10.1 Essential Reading

  • Anthropic documentation on context engineering and prompt caching (2025).
  • OpenAI tiktoken library and tokenizer cookbook.
  • Liu et al., “Lost in the Middle: How Language Models Use Long Contexts” (2023).

10.2 Video Resources

  • Talks on RAG optimization from AI Engineer Summit and LangChain conferences.
  • Anthropic and OpenAI blog posts on context engineering best practices.

10.3 Tools & Documentation

  • tiktoken (Python) for GPT token counting.
  • SentencePiece for LLaMA / open-source model tokenization.
  • FAISS / ChromaDB for vector similarity search in the retriever.
  • Project 1 (Prompt Contract Harness): provides the contract validation foundation for context packet schemas.
  • Project 5 (Few-Shot Example Curator): applies similar selection logic to examples rather than evidence chunks.
  • Project 9 (Prompt Caching Optimizer): extends prefix caching optimization from this project.
  • Project 12 (Conversation Memory Compressor): manages the conversation history section of the token ledger.

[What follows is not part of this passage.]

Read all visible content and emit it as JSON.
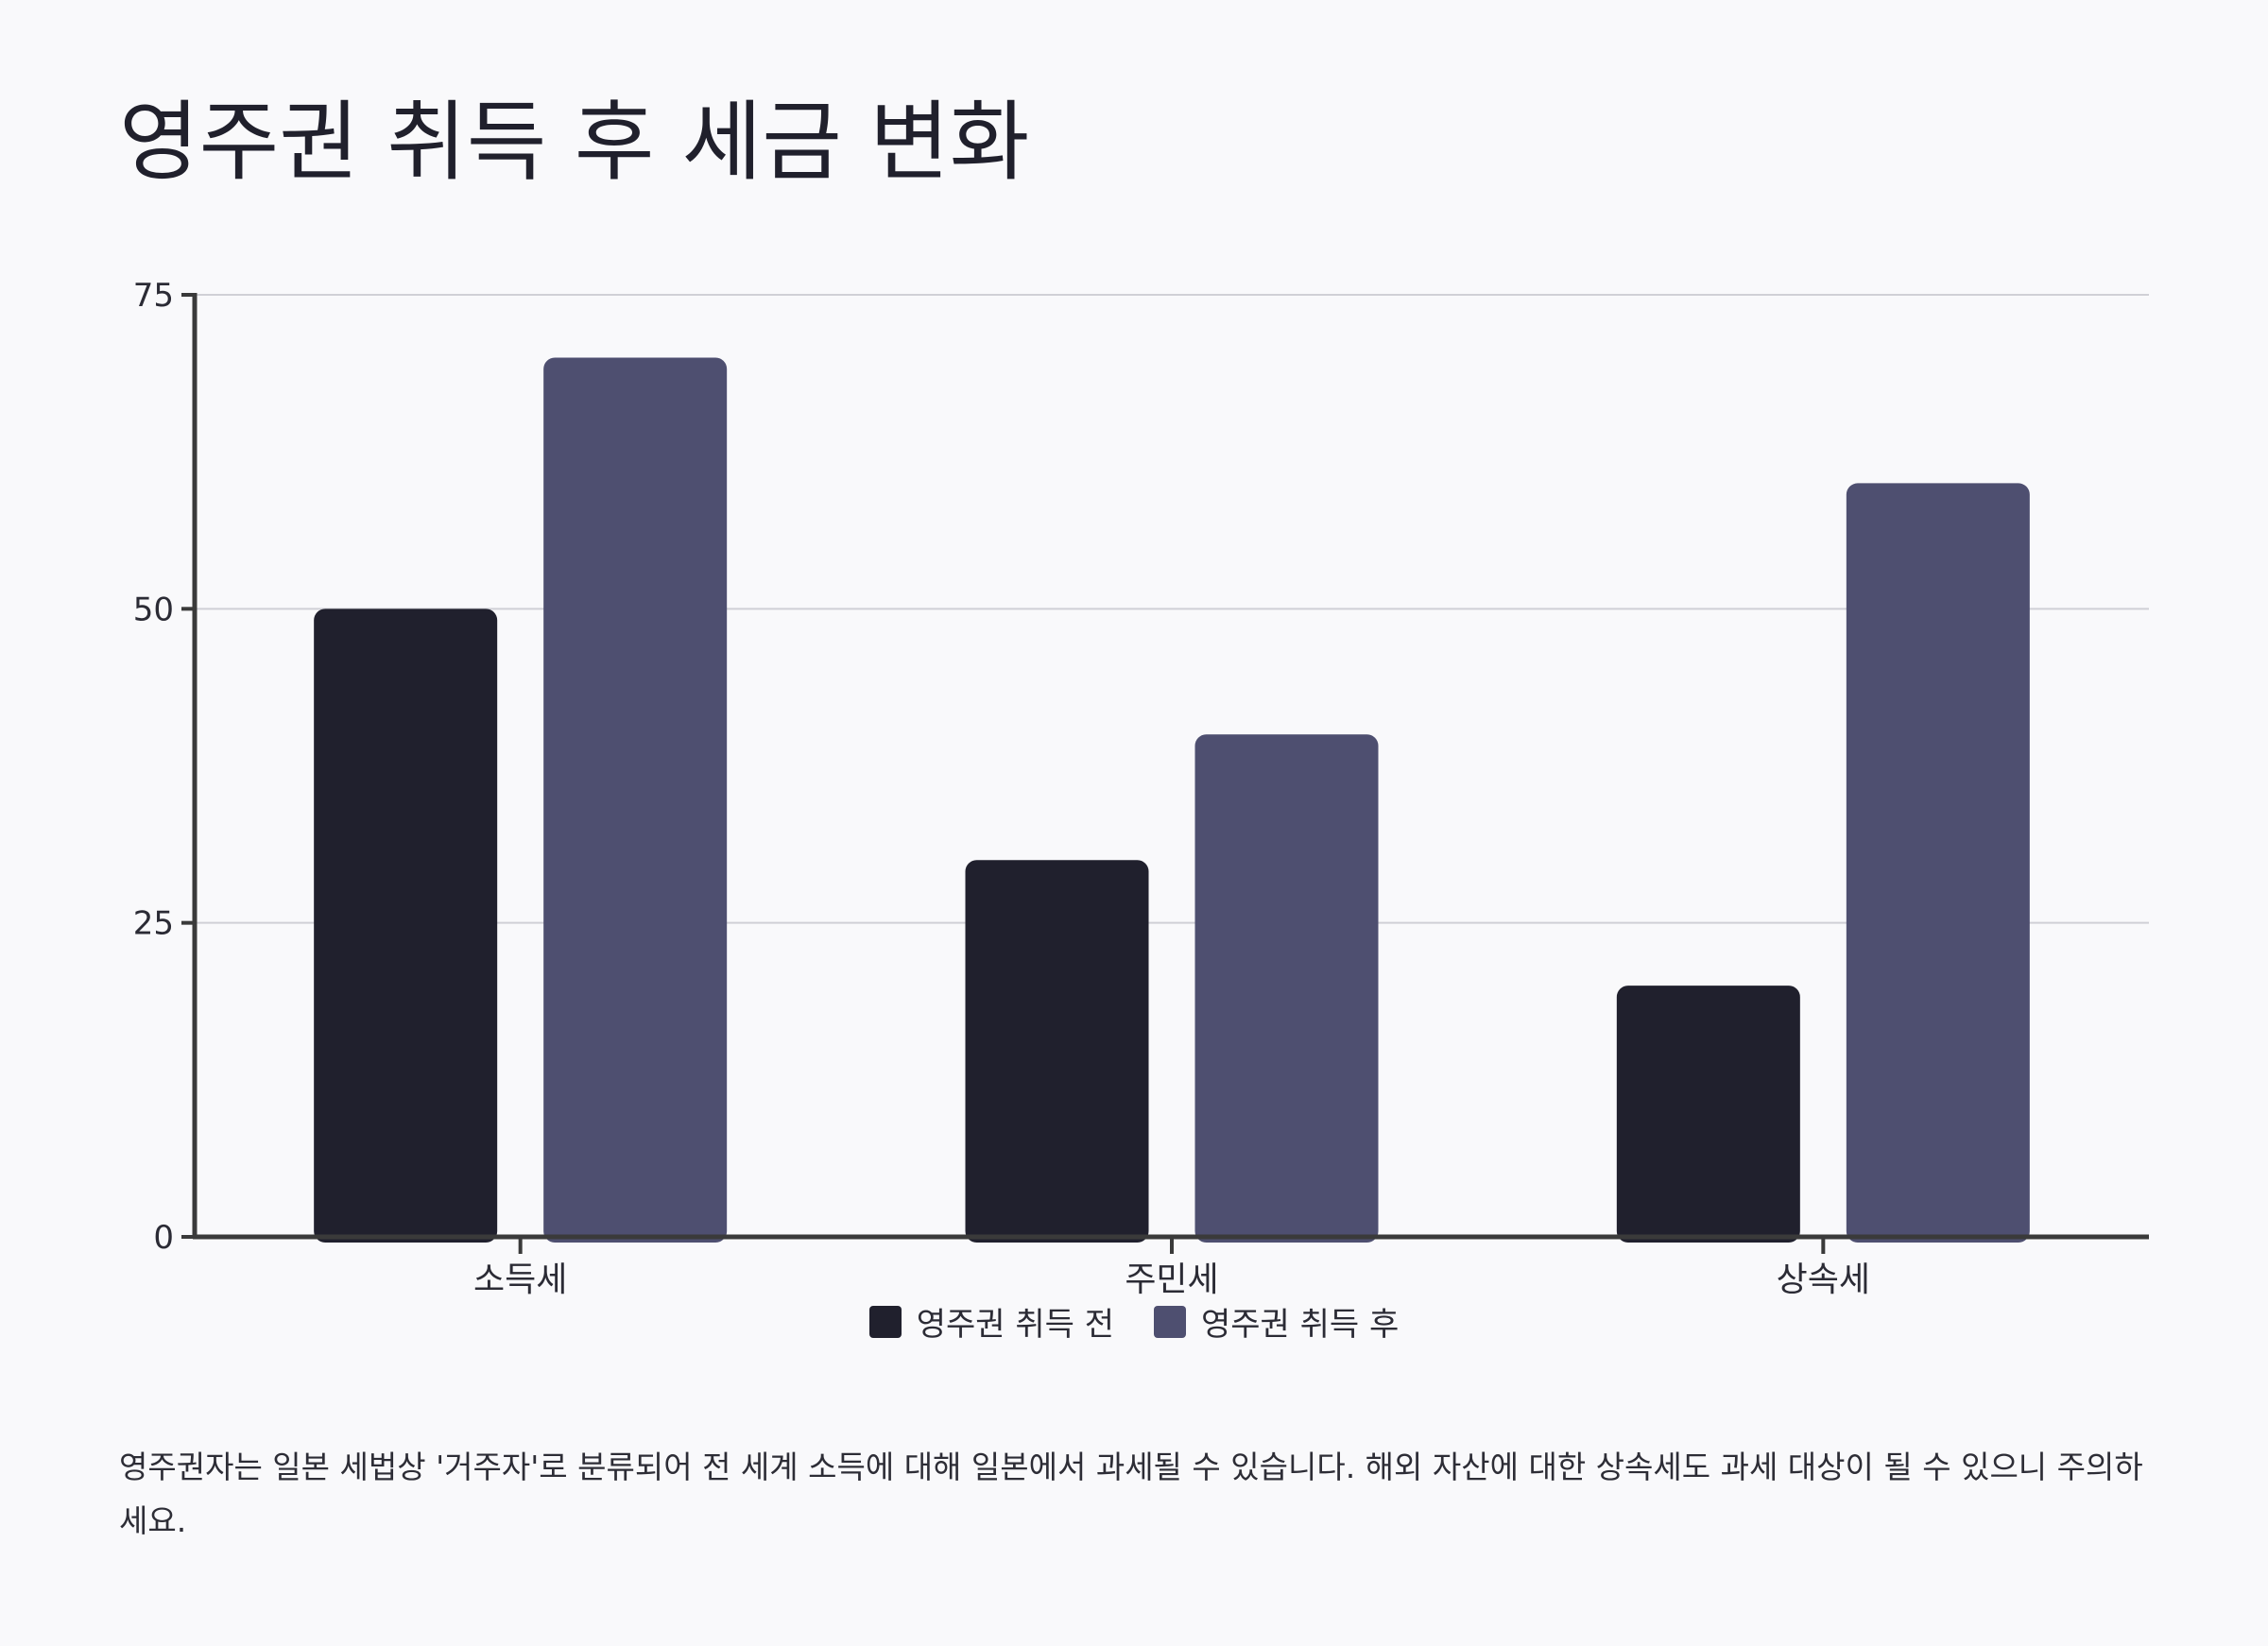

11. Self-Assessment Checklist

11.1 Understanding

  • I can explain why approximate token counting causes production failures and why exact tokenizers are necessary.
  • I can describe the 4-stage context assembly pipeline (retrieve, rerank, pack, verify) and what each stage contributes.
  • I can explain the “lost in the middle” phenomenon and how sandwich ordering mitigates it.
  • I can describe context engineering vs. prompt engineering and why the distinction matters.

11.2 Implementation

  • My token ledger uses the exact provider tokenizer and correctly computes available evidence budget.
  • My reranker scores on 5 signals with configurable weights and applies MMR diversity selection.
  • My packer produces deterministic context packets with stable tie-breaking and sandwich ordering.
  • Every chunk has an explainability field (included_reason or excluded_reason).
  • Coverage and consistency checks run on every context packet.

11.3 Growth

  • I can describe the relevance-diversity tradeoff (MMR lambda) and how I tuned it.
  • I can explain my token budget allocation strategy and how it changes for different query types.
  • I can explain this system design in an interview setting with concrete examples and metrics.

12. Submission / Completion Criteria

Minimum Viable Completion:

  • Token ledger with exact tokenizer integration.
  • Retriever + reranker + packer producing deterministic context packets.
  • Explainability fields on every chunk (included/excluded with reasons).
  • Deterministic and reproducible results from clean checkout.

Full Completion:

  • Coverage verification with required topics check.
  • Consistency verification detecting factual conflicts.
  • Budget utilization metrics and source diversity checks.
  • CLI with exit code logic (0 = pass, 1 = warning, 2 = error).
  • Explainability CSV export.

Excellence (Above & Beyond):

  • Sandwich ordering with empirical evaluation of attention impact.
  • Prefix caching optimization tracking cache hit rates.
  • Multi-model support with tokenizer switching.
  • Integration with Projects 5, 9, or 12.